Regarding damages to crop and property, we summarize and look for total numbers:
yearsum2<-topmost %>%
filter(AFFECTED== "material") %>%
group_by(TypeofDamage, EVTYPE, year)%>%
filter_out(EVTYPE== "thunderstorm" | EVTYPE=="heat") %>%
summarise(total=sum(counts), mean=mean(counts), n=n(), .groups = "drop_last")
yearsum2 %>%
slice_max(total, n=1)## # A tibble: 8 × 6
## # Groups: TypeofDamage, EVTYPE [8]
## TypeofDamage EVTYPE year total mean n
## <chr> <chr> <dbl> <dbl> <dbl> <int>
## 1 CROPS drought 2000 2438100 19662. 124
## 2 CROPS flood 1993 5179773. 3223. 1607
## 3 CROPS hurricane/typhoon 2005 2012682 42823. 47
## 4 CROPS tornado 2005 82105. 61.1 1343
## 5 PROPERTY drought 2003 645150 12407. 52
## 6 PROPERTY flood 2006 118704535. 30159. 3936
## 7 PROPERTY hurricane/typhoon 2005 49786635 1059290. 47
## 8 PROPERTY tornado 2011 9819601. 4480. 2192ggplot(yearsum2, aes(x=year, y= total, color=TypeofDamage)) + geom_line() + facet_wrap(vars(EVTYPE), scales="free") + labs(y= "Annual damage (in thousands of dollars)")
Annual damage to crops and property, 1950-2011
Crop damage seems steady for all types of events over time, except for drought, where four peaks can be seen between 1995 and 2006. Floods and hurricanes/typhoons have caused the largest damage in property in years 2005 and 2006, where 47 hurricanes and typhoons left total property damages of over 49 billion dollars, and 3936 floods left a total damage of 118 billion dollars. in 2011, tornadoes were exceptionally destructive, causing 9 billion dollars worth of damages to property.
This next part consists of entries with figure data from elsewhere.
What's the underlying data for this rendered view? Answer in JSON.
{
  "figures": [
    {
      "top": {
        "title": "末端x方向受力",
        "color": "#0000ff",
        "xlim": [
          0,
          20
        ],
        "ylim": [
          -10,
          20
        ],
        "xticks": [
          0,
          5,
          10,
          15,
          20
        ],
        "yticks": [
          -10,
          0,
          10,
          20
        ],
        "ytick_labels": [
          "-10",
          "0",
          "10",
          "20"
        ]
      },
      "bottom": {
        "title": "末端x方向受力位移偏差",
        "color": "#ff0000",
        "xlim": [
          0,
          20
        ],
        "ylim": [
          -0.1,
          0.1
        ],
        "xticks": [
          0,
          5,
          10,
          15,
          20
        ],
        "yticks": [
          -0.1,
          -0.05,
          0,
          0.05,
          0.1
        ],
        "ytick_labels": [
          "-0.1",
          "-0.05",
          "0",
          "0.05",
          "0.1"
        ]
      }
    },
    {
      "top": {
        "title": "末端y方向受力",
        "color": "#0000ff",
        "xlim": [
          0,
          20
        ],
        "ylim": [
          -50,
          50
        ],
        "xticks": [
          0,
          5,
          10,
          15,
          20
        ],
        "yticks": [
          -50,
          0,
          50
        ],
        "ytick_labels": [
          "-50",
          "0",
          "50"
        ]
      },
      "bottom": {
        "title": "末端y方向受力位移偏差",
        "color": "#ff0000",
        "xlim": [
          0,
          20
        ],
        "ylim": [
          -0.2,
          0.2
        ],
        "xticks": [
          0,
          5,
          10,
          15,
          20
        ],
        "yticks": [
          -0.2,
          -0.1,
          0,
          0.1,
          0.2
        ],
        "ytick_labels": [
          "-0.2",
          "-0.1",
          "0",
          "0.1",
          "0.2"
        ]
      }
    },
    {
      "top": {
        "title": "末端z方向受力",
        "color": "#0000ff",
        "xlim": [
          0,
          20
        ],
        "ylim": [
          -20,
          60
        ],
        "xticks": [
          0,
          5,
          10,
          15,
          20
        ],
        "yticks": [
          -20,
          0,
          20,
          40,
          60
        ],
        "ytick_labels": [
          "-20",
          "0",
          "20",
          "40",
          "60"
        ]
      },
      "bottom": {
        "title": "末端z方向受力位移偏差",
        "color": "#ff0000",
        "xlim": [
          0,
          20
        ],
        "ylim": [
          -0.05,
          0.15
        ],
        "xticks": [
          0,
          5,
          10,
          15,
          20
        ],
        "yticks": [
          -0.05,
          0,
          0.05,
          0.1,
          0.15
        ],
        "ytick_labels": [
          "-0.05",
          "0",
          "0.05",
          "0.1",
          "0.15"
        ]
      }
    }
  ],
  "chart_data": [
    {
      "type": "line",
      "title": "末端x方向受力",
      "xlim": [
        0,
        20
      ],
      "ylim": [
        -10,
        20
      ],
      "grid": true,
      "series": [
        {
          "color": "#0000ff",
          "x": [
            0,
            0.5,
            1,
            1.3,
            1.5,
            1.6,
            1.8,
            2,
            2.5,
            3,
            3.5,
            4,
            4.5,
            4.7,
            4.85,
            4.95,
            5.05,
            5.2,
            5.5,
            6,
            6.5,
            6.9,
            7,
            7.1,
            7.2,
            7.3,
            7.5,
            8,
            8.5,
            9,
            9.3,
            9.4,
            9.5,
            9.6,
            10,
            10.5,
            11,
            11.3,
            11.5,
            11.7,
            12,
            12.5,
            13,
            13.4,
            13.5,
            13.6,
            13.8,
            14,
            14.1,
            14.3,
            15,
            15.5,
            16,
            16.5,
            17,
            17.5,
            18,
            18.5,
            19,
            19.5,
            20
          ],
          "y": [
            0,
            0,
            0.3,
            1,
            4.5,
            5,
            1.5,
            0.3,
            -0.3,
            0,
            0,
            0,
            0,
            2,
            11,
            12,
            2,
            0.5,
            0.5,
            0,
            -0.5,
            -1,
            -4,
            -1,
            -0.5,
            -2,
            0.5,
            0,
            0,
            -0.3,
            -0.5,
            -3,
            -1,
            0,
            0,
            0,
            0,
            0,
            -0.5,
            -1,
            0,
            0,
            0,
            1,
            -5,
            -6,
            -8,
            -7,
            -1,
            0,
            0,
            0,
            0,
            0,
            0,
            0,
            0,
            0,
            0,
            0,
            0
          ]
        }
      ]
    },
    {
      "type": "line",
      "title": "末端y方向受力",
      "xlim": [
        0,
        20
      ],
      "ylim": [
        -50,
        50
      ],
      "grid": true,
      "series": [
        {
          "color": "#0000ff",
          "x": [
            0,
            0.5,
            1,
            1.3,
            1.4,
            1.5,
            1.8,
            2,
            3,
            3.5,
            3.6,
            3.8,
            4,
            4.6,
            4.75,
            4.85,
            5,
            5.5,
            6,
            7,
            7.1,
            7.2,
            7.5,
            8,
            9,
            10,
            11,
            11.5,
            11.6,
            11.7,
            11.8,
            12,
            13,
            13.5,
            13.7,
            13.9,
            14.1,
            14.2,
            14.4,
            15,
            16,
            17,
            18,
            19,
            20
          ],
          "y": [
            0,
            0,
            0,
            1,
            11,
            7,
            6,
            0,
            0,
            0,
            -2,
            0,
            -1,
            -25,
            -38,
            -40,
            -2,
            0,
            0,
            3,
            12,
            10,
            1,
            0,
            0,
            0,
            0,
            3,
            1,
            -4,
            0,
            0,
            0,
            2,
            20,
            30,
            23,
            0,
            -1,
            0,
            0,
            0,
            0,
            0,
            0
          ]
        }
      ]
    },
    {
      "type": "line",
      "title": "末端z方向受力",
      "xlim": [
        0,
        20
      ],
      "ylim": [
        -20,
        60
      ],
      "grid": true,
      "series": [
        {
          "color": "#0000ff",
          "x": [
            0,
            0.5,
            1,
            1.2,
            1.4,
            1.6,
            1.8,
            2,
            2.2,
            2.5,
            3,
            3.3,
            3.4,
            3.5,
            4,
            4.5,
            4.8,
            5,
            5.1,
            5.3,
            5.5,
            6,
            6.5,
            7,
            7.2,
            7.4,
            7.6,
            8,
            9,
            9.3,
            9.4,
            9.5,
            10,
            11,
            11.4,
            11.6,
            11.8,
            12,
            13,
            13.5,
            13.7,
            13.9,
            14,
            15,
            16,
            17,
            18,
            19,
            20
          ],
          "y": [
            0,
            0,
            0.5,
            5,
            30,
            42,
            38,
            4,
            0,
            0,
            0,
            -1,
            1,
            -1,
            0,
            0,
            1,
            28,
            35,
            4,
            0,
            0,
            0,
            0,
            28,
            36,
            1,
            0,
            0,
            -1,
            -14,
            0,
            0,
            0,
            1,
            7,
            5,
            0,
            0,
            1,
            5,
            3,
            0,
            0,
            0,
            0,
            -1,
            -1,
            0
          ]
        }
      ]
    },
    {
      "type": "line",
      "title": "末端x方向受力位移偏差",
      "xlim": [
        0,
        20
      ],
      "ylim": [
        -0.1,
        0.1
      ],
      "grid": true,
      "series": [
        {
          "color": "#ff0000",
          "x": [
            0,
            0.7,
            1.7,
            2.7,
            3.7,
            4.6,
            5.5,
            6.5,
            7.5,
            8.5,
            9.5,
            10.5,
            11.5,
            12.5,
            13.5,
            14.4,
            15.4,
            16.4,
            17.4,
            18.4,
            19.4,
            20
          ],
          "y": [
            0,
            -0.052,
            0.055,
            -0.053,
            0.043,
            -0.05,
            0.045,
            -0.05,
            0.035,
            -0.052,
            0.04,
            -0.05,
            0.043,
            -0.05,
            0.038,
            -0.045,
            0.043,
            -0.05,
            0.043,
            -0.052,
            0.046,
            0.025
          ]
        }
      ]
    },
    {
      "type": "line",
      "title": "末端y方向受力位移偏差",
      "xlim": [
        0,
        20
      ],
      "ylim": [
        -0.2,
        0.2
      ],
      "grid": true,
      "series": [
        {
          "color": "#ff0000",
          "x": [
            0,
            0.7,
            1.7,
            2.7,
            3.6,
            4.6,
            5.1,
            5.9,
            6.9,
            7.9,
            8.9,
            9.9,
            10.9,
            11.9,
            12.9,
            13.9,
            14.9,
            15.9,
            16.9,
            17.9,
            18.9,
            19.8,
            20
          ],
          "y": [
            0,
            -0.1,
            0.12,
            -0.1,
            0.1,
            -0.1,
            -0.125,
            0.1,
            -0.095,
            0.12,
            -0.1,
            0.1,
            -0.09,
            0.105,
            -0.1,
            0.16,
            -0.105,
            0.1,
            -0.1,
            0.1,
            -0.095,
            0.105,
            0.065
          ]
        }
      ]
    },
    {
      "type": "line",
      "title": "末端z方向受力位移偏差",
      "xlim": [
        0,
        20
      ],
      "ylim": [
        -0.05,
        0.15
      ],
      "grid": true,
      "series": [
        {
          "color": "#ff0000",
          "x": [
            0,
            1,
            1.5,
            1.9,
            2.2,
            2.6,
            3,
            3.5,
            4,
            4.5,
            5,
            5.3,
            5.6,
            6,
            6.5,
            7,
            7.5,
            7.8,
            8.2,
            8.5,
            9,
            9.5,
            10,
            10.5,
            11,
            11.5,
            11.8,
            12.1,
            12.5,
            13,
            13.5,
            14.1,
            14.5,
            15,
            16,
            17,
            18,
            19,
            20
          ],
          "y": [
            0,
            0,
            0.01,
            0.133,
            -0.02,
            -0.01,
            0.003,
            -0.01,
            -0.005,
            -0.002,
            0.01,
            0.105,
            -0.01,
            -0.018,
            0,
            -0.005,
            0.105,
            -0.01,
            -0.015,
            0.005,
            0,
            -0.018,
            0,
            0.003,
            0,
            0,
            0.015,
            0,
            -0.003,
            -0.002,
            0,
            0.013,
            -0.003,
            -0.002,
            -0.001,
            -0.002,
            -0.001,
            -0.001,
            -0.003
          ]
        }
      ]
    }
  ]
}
States with highest risk of disasters
We look into the events that cause the most damage and check which states are more at risk:
topmost %>%
group_by(EVTYPE, STATE) %>%
summarise(n=n(), .groups = "drop_last") %>%
slice_max(n, n=1)## # A tibble: 6 × 3
## # Groups: EVTYPE [6]
## EVTYPE STATE n
## <chr> <chr> <int>
## 1 drought TX 1732
## 2 flood TX 37988
## 3 heat AL 972
## 4 hurricane/typhoon FL 276
## 5 thunderstorm TX 93568
## 6 tornado TX 33152Across the US, the state of Texas has been the most affected by drought, flood, thunderstorm, and tornadoes. Alabama shows the highest incidence of events related to heat. Finally, Florida shows the highest number of hurricanes/typhoons in the country.